Cette réforme ambitieuse doit ménager l'intérêt du contribuable - ce qu'elle fait mieux qu'une mensualisation obligatoire, car le paiement sera fait en douze parts et à la fin des mois - ne pas compliquer la tâche des organismes préleveurs, et être techniquement bien préparée. Notre administration travaille ardemment à sa préparation, et je l'en remercie. Les dispositifs dématérialisés qu'elle a déjà mis en place sont d'ailleurs unanimement appréciés.
Je vous ai adressé par courrier une liste de vingt-sept questions sur cette réforme, qui n'est simple qu'en apparence. Vous avez omis de rappeler que l'article 76 de la loi de finances demande en son dernier alinéa que le Gouvernement présente au Parlement, au plus tard le 1er octobre 2016, les réformes alternatives au prélèvement à la source. La volonté du Sénat n'est donc pas exactement celle que vous avez dite. Qu'apporte ce système de plus qu'une généralisation de la mensualisation et du télépaiement ? Les dispositifs dématérialisés fonctionnent parfaitement, et une mensualisation en douze mois est tout à fait envisageable. Votre réforme aboutit à un prélèvement à la source imparfait, puisque le taux synthétique est calculé sur l'année n-2. Le contribuable devra bel et bien faire une déclaration d'impôt.
Mais les gens l'entendent ainsi. Nul progrès dans l'obligation déclarative, donc. Et la modulation du taux synthétique ne sera pas si simple.
Un jeune qui entre sur le marché du travail ne pourra plus mettre d'argent de côté, puisqu'il paiera dès le premier mois. Comment son taux synthétique sera-t-il calculé ? Comment le sera-t-il pour les étudiants rattachés au foyer fiscal de leurs parents ? Et je ne parle pas des particuliers-employeurs...
Avez-vous estimé le coût de cette réforme pour les entreprises ? Quelles économies l'administration en tirera-t-elle ? Je ne partage pas les idées de Thomas Piketty, mais nous pourrions envisager de fusionner les Unions de recouvrement des cotisations de sécurité sociale et d'allocations familiales (Urssaf) et la DGFiP...
C'est une proposition ? Intéressant...
Alors, pourquoi ne pas fusionner la contribution sociale généralisée (CSG) et l'impôt sur le revenu ?
Ce serait plus complexe, comme l'a montré le rapport du Conseil des prélèvements obligatoires.
La réforme du prélèvement à la source avait été proposée dans le projet de loi de finances pour 1974, sans succès. L'effet « bas de feuille de paie » avait joué. Avez-vous évalué ses incidences macroéconomiques ?

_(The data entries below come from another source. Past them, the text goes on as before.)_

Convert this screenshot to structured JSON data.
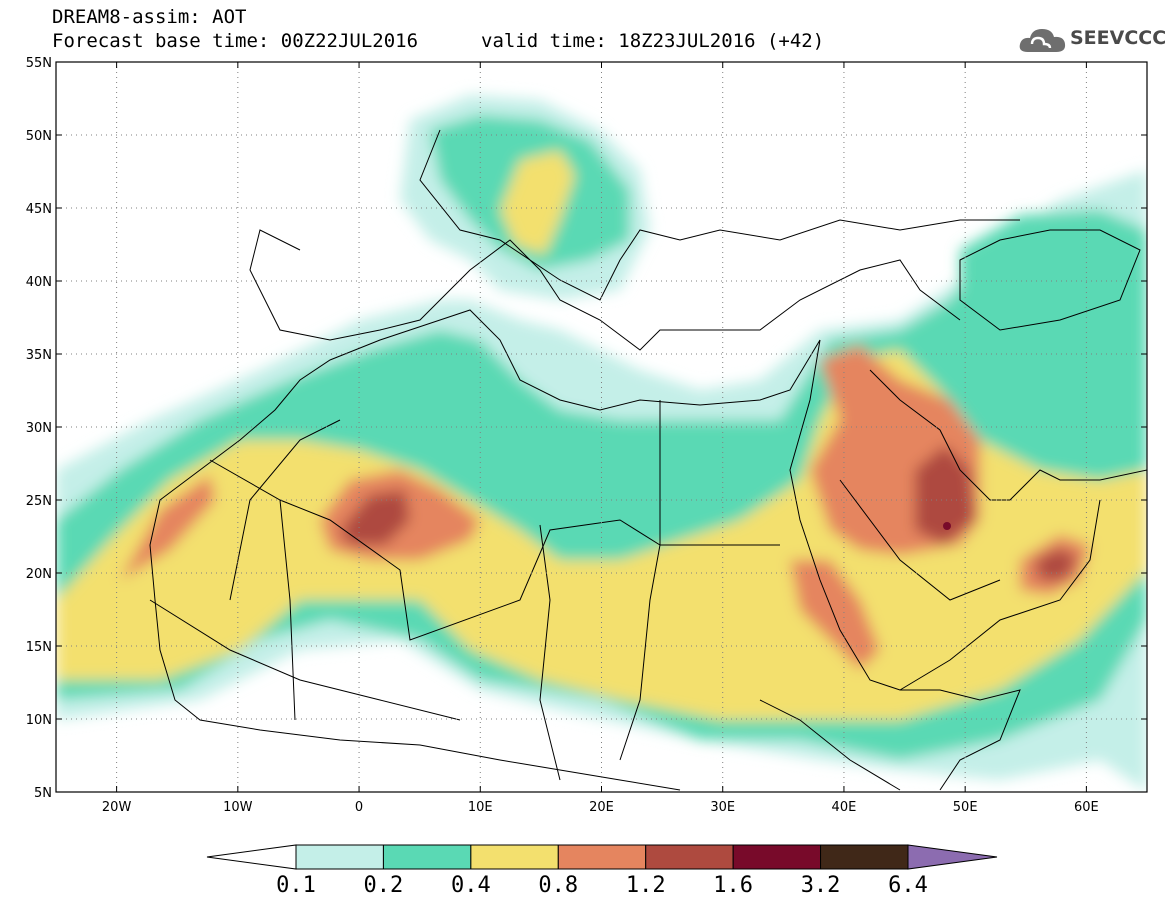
{
  "header": {
    "title": "DREAM8-assim: AOT",
    "base_time": "Forecast base time: 00Z22JUL2016",
    "valid_time": "valid time: 18Z23JUL2016 (+42)"
  },
  "logo": {
    "text": "SEEVCCC",
    "icon": "cloud-icon"
  },
  "map": {
    "lon_range": [
      -25,
      65
    ],
    "lat_range": [
      5,
      55
    ],
    "grid": "dotted",
    "lat_ticks": [
      {
        "value": 55,
        "label": "55N"
      },
      {
        "value": 50,
        "label": "50N"
      },
      {
        "value": 45,
        "label": "45N"
      },
      {
        "value": 40,
        "label": "40N"
      },
      {
        "value": 35,
        "label": "35N"
      },
      {
        "value": 30,
        "label": "30N"
      },
      {
        "value": 25,
        "label": "25N"
      },
      {
        "value": 20,
        "label": "20N"
      },
      {
        "value": 15,
        "label": "15N"
      },
      {
        "value": 10,
        "label": "10N"
      },
      {
        "value": 5,
        "label": "5N"
      }
    ],
    "lon_ticks": [
      {
        "value": -20,
        "label": "20W"
      },
      {
        "value": -10,
        "label": "10W"
      },
      {
        "value": 0,
        "label": "0"
      },
      {
        "value": 10,
        "label": "10E"
      },
      {
        "value": 20,
        "label": "20E"
      },
      {
        "value": 30,
        "label": "30E"
      },
      {
        "value": 40,
        "label": "40E"
      },
      {
        "value": 50,
        "label": "50E"
      },
      {
        "value": 60,
        "label": "60E"
      }
    ],
    "field_centers": [
      {
        "lon": 1,
        "lat": 23,
        "peak": 1.4
      },
      {
        "lon": 48,
        "lat": 24,
        "peak": 1.7
      },
      {
        "lon": 57,
        "lat": 21,
        "peak": 1.3
      },
      {
        "lon": 38,
        "lat": 17,
        "peak": 1.2
      },
      {
        "lon": 15,
        "lat": 46,
        "peak": 0.5
      }
    ]
  },
  "colorbar": {
    "levels": [
      "0.1",
      "0.2",
      "0.4",
      "0.8",
      "1.2",
      "1.6",
      "3.2",
      "6.4"
    ],
    "colors": [
      "#ffffff",
      "#c4efe8",
      "#5ad9b4",
      "#f3e06e",
      "#e5855f",
      "#ae4a3f",
      "#780a2a",
      "#402818",
      "#8c6cb0"
    ]
  }
}
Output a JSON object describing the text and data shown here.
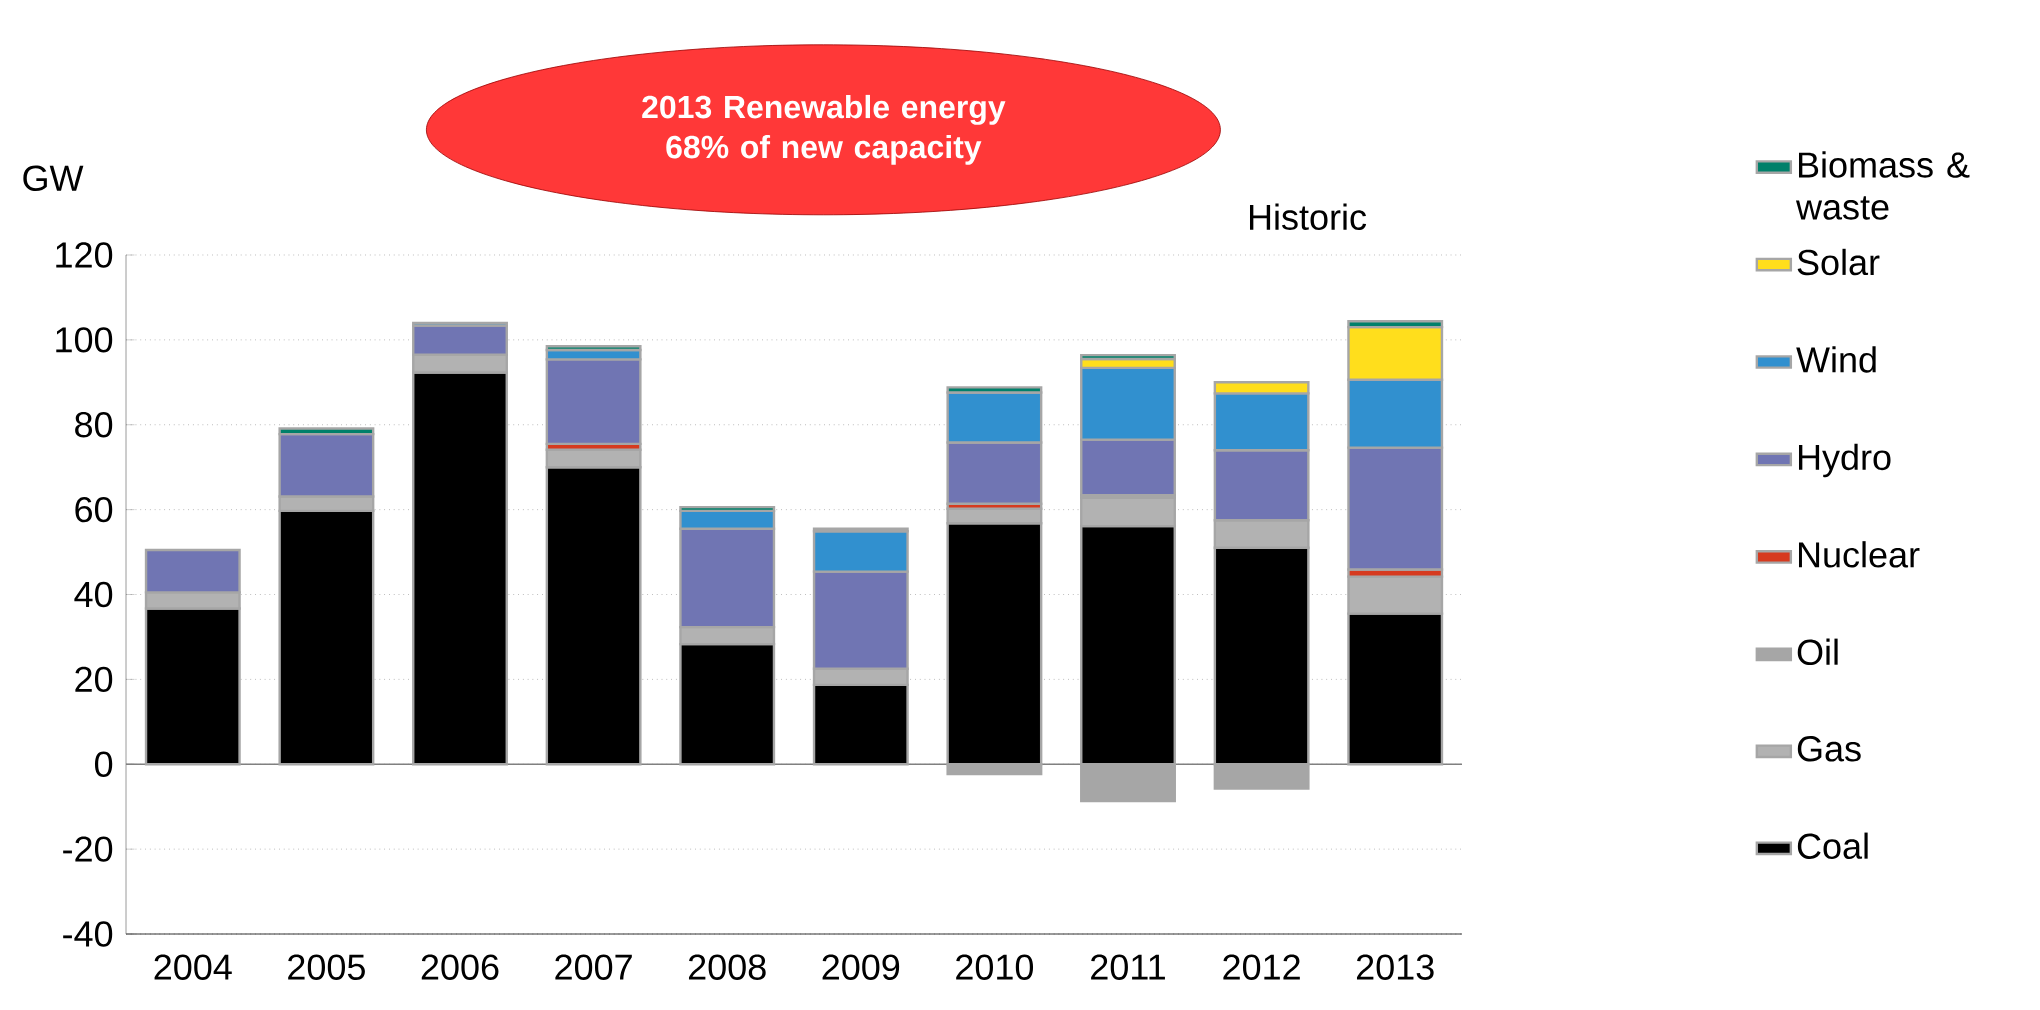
{
  "chart_data": {
    "type": "bar",
    "stacked": true,
    "ylabel": "GW",
    "categories": [
      "2004",
      "2005",
      "2006",
      "2007",
      "2008",
      "2009",
      "2010",
      "2011",
      "2012",
      "2013"
    ],
    "series": [
      {
        "name": "Coal",
        "color": "#000000",
        "values": [
          36.7,
          59.7,
          92.3,
          70.0,
          28.3,
          18.7,
          56.8,
          56.1,
          51.0,
          35.5
        ]
      },
      {
        "name": "Gas",
        "color": "#b2b2b2",
        "values": [
          3.8,
          3.4,
          4.2,
          4.1,
          4.0,
          3.8,
          3.4,
          6.7,
          6.5,
          8.7
        ]
      },
      {
        "name": "Oil",
        "color": "#a6a6a6",
        "values": [
          null,
          null,
          null,
          null,
          null,
          null,
          -2.3,
          -8.7,
          -5.7,
          null
        ]
      },
      {
        "name": "Nuclear",
        "color": "#d63a1f",
        "values": [
          null,
          null,
          null,
          1.4,
          null,
          null,
          1.2,
          0.6,
          null,
          1.7
        ]
      },
      {
        "name": "Hydro",
        "color": "#7075b3",
        "values": [
          10.0,
          14.7,
          6.9,
          19.9,
          23.2,
          22.9,
          14.4,
          13.1,
          16.5,
          28.7
        ]
      },
      {
        "name": "Wind",
        "color": "#3190cf",
        "values": [
          null,
          null,
          0.6,
          2.2,
          4.2,
          9.5,
          11.8,
          16.9,
          13.4,
          16.0
        ]
      },
      {
        "name": "Solar",
        "color": "#ffde1c",
        "values": [
          null,
          null,
          null,
          null,
          null,
          null,
          null,
          2.1,
          2.6,
          12.4
        ]
      },
      {
        "name": "Biomass & waste",
        "color": "#00806a",
        "values": [
          null,
          1.3,
          null,
          0.9,
          0.9,
          0.6,
          1.2,
          0.9,
          null,
          1.4
        ]
      }
    ],
    "ylim": [
      -40,
      120
    ],
    "yticks": [
      -40,
      -20,
      0,
      20,
      40,
      60,
      80,
      100,
      120
    ],
    "grid": "y",
    "legend": "right",
    "annotations": [
      "2013 Renewable energy 68% of new capacity",
      "Historic"
    ]
  }
}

Faisons confiance à l'intelligence des Français ! Le prélèvement est actuellement effectué le 15 du mois - et le paiement par tiers est moins favorable au contribuable que la mensualisation. Mieux vaut être prélevé d'un douzième en fin de mois que d'un dixième le 15 ! Un effet psychologique est toujours possible, par exemple en décembre. Mais on dit qu'en Islande la réforme a stimulé la croissance.
Son but n'est pas de faire des économies dans l'administration. Nous en faisons par ailleurs. Vous prétendez supprimer 300 000 postes, bon courage ! Il y aura des restructurations : il faudra renforcer l'accueil du contribuable, qui pourra se trouver désorienté les premiers mois, et s'assurer que l'impôt sera bien prélevé dans les entreprises. Mais les économies réalisées grâce à la télé-déclaration sont plus importantes.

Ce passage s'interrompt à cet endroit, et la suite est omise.